18,000 Union Members Took Part in More Than 400 Health Care Events in August
by Mike Hall, Sep 1, 2009
When Marianne Hoynes rolled her wheelchair into a town hall meeting in Red Bank, N.J., last week hosted by Rep. Frank Pallone (D-N.J.) to share her thoughts on health care reform, she says, “I didn’t expect to be heckled and booed.”

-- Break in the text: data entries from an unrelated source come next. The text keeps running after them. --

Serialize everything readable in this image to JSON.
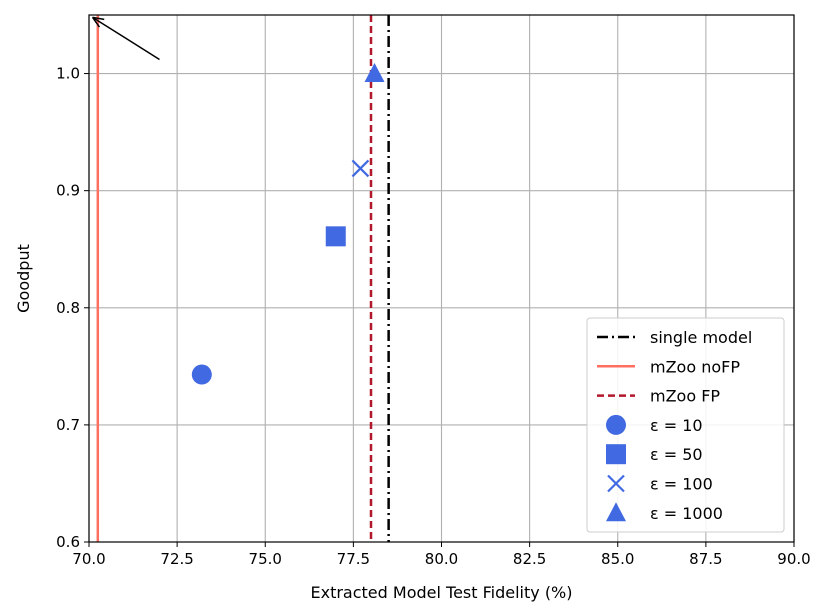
{
  "chart_data": {
    "type": "scatter",
    "title": "",
    "xlabel": "Extracted Model Test Fidelity (%)",
    "ylabel": "Goodput",
    "xlim": [
      70.0,
      90.0
    ],
    "ylim": [
      0.6,
      1.05
    ],
    "x_ticks": [
      "70.0",
      "72.5",
      "75.0",
      "77.5",
      "80.0",
      "82.5",
      "85.0",
      "87.5",
      "90.0"
    ],
    "y_ticks": [
      "0.6",
      "0.7",
      "0.8",
      "0.9",
      "1.0"
    ],
    "grid": true,
    "legend_position": "lower-right",
    "vlines": [
      {
        "name": "single model",
        "x": 78.5,
        "style": "dashdot",
        "color": "#000000"
      },
      {
        "name": "mZoo noFP",
        "x": 70.25,
        "style": "solid",
        "color": "#ff6f61"
      },
      {
        "name": "mZoo FP",
        "x": 78.0,
        "style": "dashed",
        "color": "#b2182b"
      }
    ],
    "series": [
      {
        "name": "ε = 10",
        "marker": "circle",
        "color": "#4169e1",
        "x": 73.2,
        "y": 0.743
      },
      {
        "name": "ε = 50",
        "marker": "square",
        "color": "#4169e1",
        "x": 77.0,
        "y": 0.861
      },
      {
        "name": "ε = 100",
        "marker": "x",
        "color": "#4169e1",
        "x": 77.7,
        "y": 0.919
      },
      {
        "name": "ε = 1000",
        "marker": "triangle",
        "color": "#4169e1",
        "x": 78.1,
        "y": 1.0
      }
    ],
    "annotations": [
      {
        "type": "arrow",
        "from": [
          72.0,
          1.012
        ],
        "to": [
          70.1,
          1.048
        ]
      }
    ]
  }
}
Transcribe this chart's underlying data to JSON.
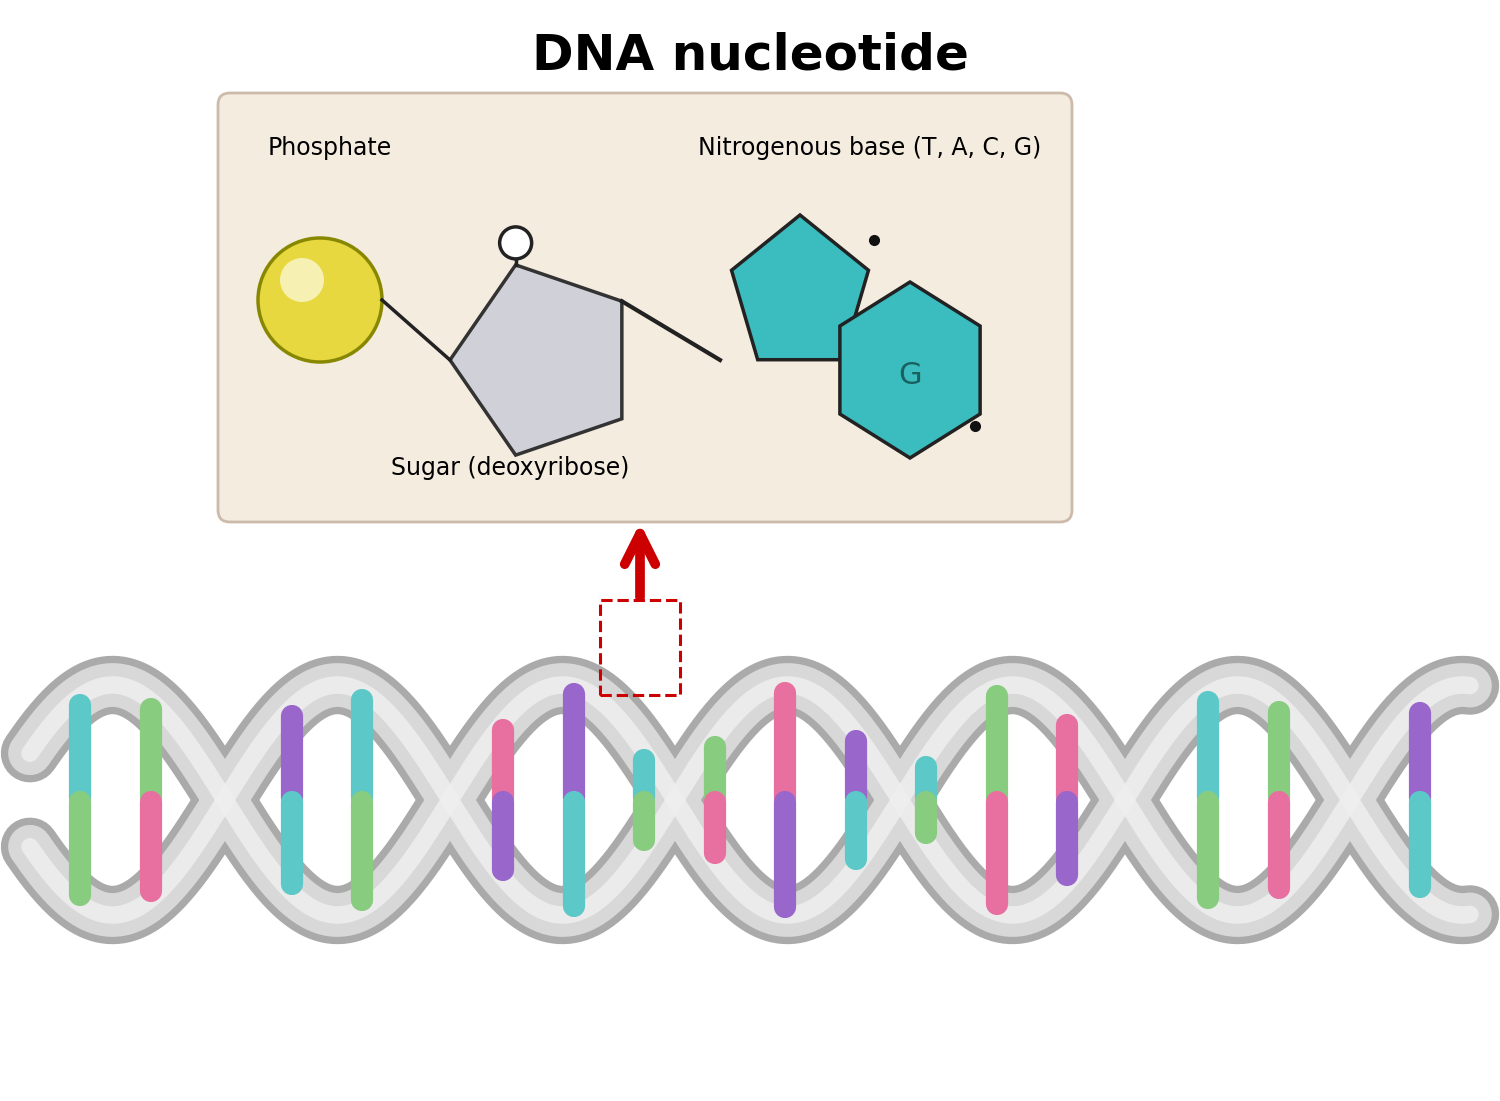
{
  "title": "DNA nucleotide",
  "title_fontsize": 36,
  "title_fontweight": "bold",
  "bg_color": "#ffffff",
  "box_color": "#f5ece0",
  "box_edge_color": "#ccbbaa",
  "phosphate_color": "#e8d840",
  "phosphate_edge": "#888800",
  "sugar_color": "#d0d0d8",
  "sugar_edge_color": "#333333",
  "base_color": "#3bbcbe",
  "base_edge_color": "#222222",
  "label_phosphate": "Phosphate",
  "label_sugar": "Sugar (deoxyribose)",
  "label_base": "Nitrogenous base (T, A, C, G)",
  "label_G": "G",
  "arrow_color": "#cc0000",
  "dna_backbone_color": "#c8c8c8",
  "dna_base_colors": [
    "#5dc8c8",
    "#88cc80",
    "#e870a0",
    "#9966cc"
  ],
  "dashed_box_color": "#cc0000",
  "bond_line_color": "#222222"
}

Hoynes sent us her story yesterday, along with a link to a You Tube video showing that some in the audience sneered and jeered as she explained her situation of trying to live with two incurable autoimmune diseases. At the meeting, she says:
America’s a completely different place to live in when you get sick. I live in fear everyday that I will lose my home….I’m afraid because the co-pay for one of my medications is $389 every two weeks. I’m afraid I might not be able to afford my property taxes and I will lose my home. Please hear this voice of the disabled and don’t let the insurance lobby win this fight. Please protect me from the extortion of the pharmaceutical industry. We all need reasonable health coverage to be a basic human right, not a privilege.
The loud and disruptive tactics and outrageous lies that marked so many of the early congressional health care forums can still be found. But a counteroffensive by the union movement, including AFSCME’s recently completed Highway to Health Care Reform, and our allies, notably Health Care for America Now (HCAN) and Organizing for America (OFA), show there is strong and broad support for fixing the nation’s broken health care system.
The mainstream media, which Hoynes says has “only been covering the screaming hordes of barbarians,” is taking notice.
Ed Sill, Texas AFL-CIO communications director, says a health care reform town hall and rally in Austin this past Saturday drew nearly 2,000 supporters and only about 100 opponents. The turnout was too large for the church where the meeting was held, so the Texas AFL-CIO opened its nearby auditorium for the overflow, which filled all its seats.
The strong coverage of Saturday’s pro-health care reform rally suggests that the media, which has duly reported the shout-down protesting by right-wingers at previous forums, will not ignore a huge turnout of support in later ones.
Following a rally that drew more than 1,100 health care reform supporters in Orlando, Fla., over the weekend, Jacki Schechner, a spokeswoman for HCAN, told the Orlando Sentinel:
There were a lot of successful town halls and meetings over the recess, but the ones that got the most attention were those where angry people got up and yelled. We want to make sure the message that they take back to Washington is that the majority of the public stands behind the need for reform and that they need to get it done now.